On a recent Saturday, members of Life Time Athletic clubs sweated for a cause at their inaugural Life Time x Augie’s Quest GO90 Fundraiser Workout to Fight ALS. At Eden Prairie Life Time Athletic and 155 other clubs across the country, participants donated to join in a variety of 90-minute workouts offered at each club. All of the $240,000 raised benefits Augie’s Quest to Cure ALS and the Life Time Foundation. Donations are being accepted through Oct. 31.
Augie’s Quest to Cure ALS was begun in 2005 by Augie Nieto, founder and chief executive of Life Fitness, after his own diagnosis of ALS (amyotrophic lateral sclerosis). The nonprofit organization strives to accelerate ALS research, enhance patient care and promote awareness in the effort to cure ALS, a progressive neurodegenerative disease that affects nerve cells in the brain and spinal cord.
According to Gretchen Simoneaux, vice president of Augie’s Quest to Cure ALS, someone is diagnosed with ALS, also known as Lou Gehrig’s Disease, every 90 minutes. The length of the fundraiser workout was chosen to highlight that statistic.
For Chris Lee of the Life Time Eden Prairie Athletic club, that statistic hits hard, making this fundraiser very important to her. Her husband, Jack Lee, was diagnosed with ALS in 2015 when he was 56 and died at 59.
Her roles as a fitness instructor and studio leader throughout the last 20 years at Life Time allowed many co-workers and club members to share in her experience.
“The people at my club walked this walk with me,” she said. “Even though it’s been six years since he died, they remember. So Life Time Eden Prairie has been very successful in fundraising.”
Jack’s symptoms began with muscle quivers (fasciculations), which he attributed to his workouts. He started losing strength instead of getting stronger, leading to many tests, doctor visits and hopes for an easily fixable explanation for his symptoms. But when a neurologist told them Jack had “classic ALS,” Lee said, “I remember walking from the doctor’s office to the elevator in complete silence and thinking how our world had just completely changed.”
With one daughter beginning college at the University of Minnesota and the other starting high school, “life was never the same after his diagnosis,” said Lee.

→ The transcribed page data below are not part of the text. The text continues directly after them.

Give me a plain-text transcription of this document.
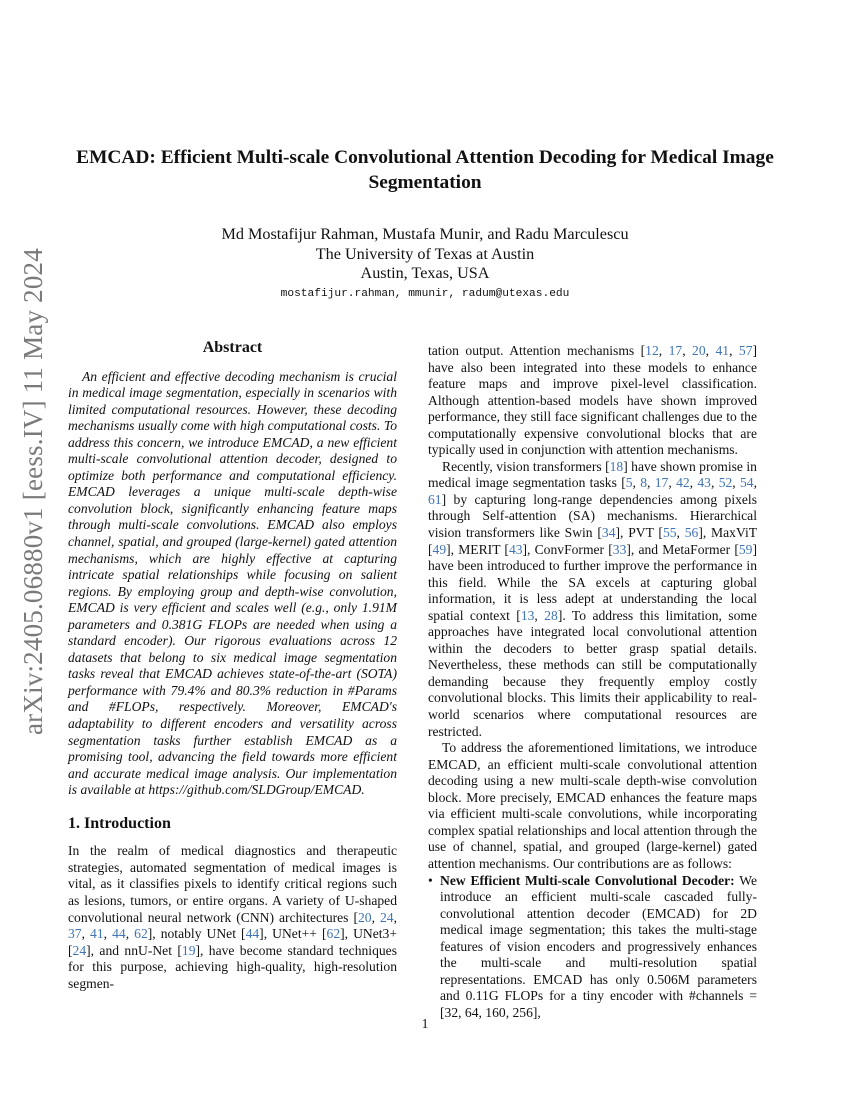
arXiv:2405.06880v1 [eess.IV] 11 May 2024
EMCAD: Efficient Multi-scale Convolutional Attention Decoding for Medical Image Segmentation
Md Mostafijur Rahman, Mustafa Munir, and Radu Marculescu
The University of Texas at Austin
Austin, Texas, USA
mostafijur.rahman, mmunir, radum@utexas.edu
Abstract

An efficient and effective decoding mechanism is crucial in medical image segmentation, especially in scenarios with limited computational resources. However, these decoding mechanisms usually come with high computational costs. To address this concern, we introduce EMCAD, a new efficient multi-scale convolutional attention decoder, designed to optimize both performance and computational efficiency. EMCAD leverages a unique multi-scale depth-wise convolution block, significantly enhancing feature maps through multi-scale convolutions. EMCAD also employs channel, spatial, and grouped (large-kernel) gated attention mechanisms, which are highly effective at capturing intricate spatial relationships while focusing on salient regions. By employing group and depth-wise convolution, EMCAD is very efficient and scales well (e.g., only 1.91M parameters and 0.381G FLOPs are needed when using a standard encoder). Our rigorous evaluations across 12 datasets that belong to six medical image segmentation tasks reveal that EMCAD achieves state-of-the-art (SOTA) performance with 79.4% and 80.3% reduction in #Params and #FLOPs, respectively. Moreover, EMCAD's adaptability to different encoders and versatility across segmentation tasks further establish EMCAD as a promising tool, advancing the field towards more efficient and accurate medical image analysis. Our implementation is available at https://github.com/SLDGroup/EMCAD.

1. Introduction

In the realm of medical diagnostics and therapeutic strategies, automated segmentation of medical images is vital, as it classifies pixels to identify critical regions such as lesions, tumors, or entire organs. A variety of U-shaped convolutional neural network (CNN) architectures [20, 24, 37, 41, 44, 62], notably UNet [44], UNet++ [62], UNet3+ [24], and nnU-Net [19], have become standard techniques for this purpose, achieving high-quality, high-resolution segmen-

tation output. Attention mechanisms [12, 17, 20, 41, 57] have also been integrated into these models to enhance feature maps and improve pixel-level classification. Although attention-based models have shown improved performance, they still face significant challenges due to the computationally expensive convolutional blocks that are typically used in conjunction with attention mechanisms.

Recently, vision transformers [18] have shown promise in medical image segmentation tasks [5, 8, 17, 42, 43, 52, 54, 61] by capturing long-range dependencies among pixels through Self-attention (SA) mechanisms. Hierarchical vision transformers like Swin [34], PVT [55, 56], MaxViT [49], MERIT [43], ConvFormer [33], and MetaFormer [59] have been introduced to further improve the performance in this field. While the SA excels at capturing global information, it is less adept at understanding the local spatial context [13, 28]. To address this limitation, some approaches have integrated local convolutional attention within the decoders to better grasp spatial details. Nevertheless, these methods can still be computationally demanding because they frequently employ costly convolutional blocks. This limits their applicability to real-world scenarios where computational resources are restricted.

To address the aforementioned limitations, we introduce EMCAD, an efficient multi-scale convolutional attention decoding using a new multi-scale depth-wise convolution block. More precisely, EMCAD enhances the feature maps via efficient multi-scale convolutions, while incorporating complex spatial relationships and local attention through the use of channel, spatial, and grouped (large-kernel) gated attention mechanisms. Our contributions are as follows:

• New Efficient Multi-scale Convolutional Decoder: We introduce an efficient multi-scale cascaded fully-convolutional attention decoder (EMCAD) for 2D medical image segmentation; this takes the multi-stage features of vision encoders and progressively enhances the multi-scale and multi-resolution spatial representations. EMCAD has only 0.506M parameters and 0.11G FLOPs for a tiny encoder with #channels = [32, 64, 160, 256],
1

“Jack’s type of ALS was very aggressive and textbook in its progressions. He was in a wheelchair very quickly,” said Lee. In addition, “the strain of ALS Jack had was genetic, which is uncommon. That is why this is even more personal to me, because my two children have a 50 percent chance of having this gene.”
Lee soon experienced the unrelenting physical demands of caregiving while watching the disease overtake her husband.
“It is a surreal experience, and you have to do what you have to do,” she said. “You don’t have a choice. You can’t just fall down. You still have to be a mother, a caretaker; you still have to run the life you built.”
Within 18 months, Lee’s husband, whom she described as “larger than life” and full of charm, could no longer speak, and “by the end, he couldn’t even lift his hand to scratch his face. It is absolute hell because their brain is still functioning, but their body can’t do anything.”

Despite the emotional and physical toll on Lee as a caregiver, the family also felt the love and support of friends, family, and even strangers.
A local lawn service that heard of their situation mowed the Lees’ lawn and tended their garden for two years. Friends built ramps at the front and back of the house so Jack could go outside, and his brother bought them a van so they could travel together. They made memories going to late-night movies, with Jack racing the kids down the aisle in his wheelchair.
“People come alongside you and you get your faith restored in humanity and it’s amazing,” said Lee. “When you think the world is horrible and you go through something like this, you see there is still good left in this world.”
Lee pays that kindness forward at Life Time. “I teach because I know that someone in my class is going through something,” she said. “I have no idea what kind of day or life someone is having when they walk through my studio doors. But you have to come alongside them, whether it’s to give them crap, encourage them or just make them smile.”
She also serves as a source of hope and as a resource for others affected by ALS or suffering other types of grief. “Everyone knows my story,” she said. “Widows come to find me; it’s kind of been my testimony.
“People new to this don’t even know where to start or how to even get to the other side. But that is the hope, that you can see the other side.”
Recently remarried, Lee said, “I found love again. We all ebb and flow in this life, in the good times and bad.”
Lee and her daughter, Annie, teamed up to teach two 45-minute classes at the event. The Eden Prairie Life Time Athletic club was the top fundraising location nationwide, raising close to $12,000 so far.


“For them to tell me that every 90 minutes someone is diagnosed with ALS blows me away,” Lee said. “Everyone will, in fact, at some point know someone with ALS, whether they see it from afar or, God forbid, live this life. Right now, there is still no cure. I want people to know this kind of urgency because we want to be further along in this. There’s got to be something we can progress in, even if it’s having more quality of life after diagnosis. This is not something that is so far away from anyone.”
The Life Time x Augie’s Quest GO90 Fundraiser Workout to Fight ALS continues to take donations through Oct. 31.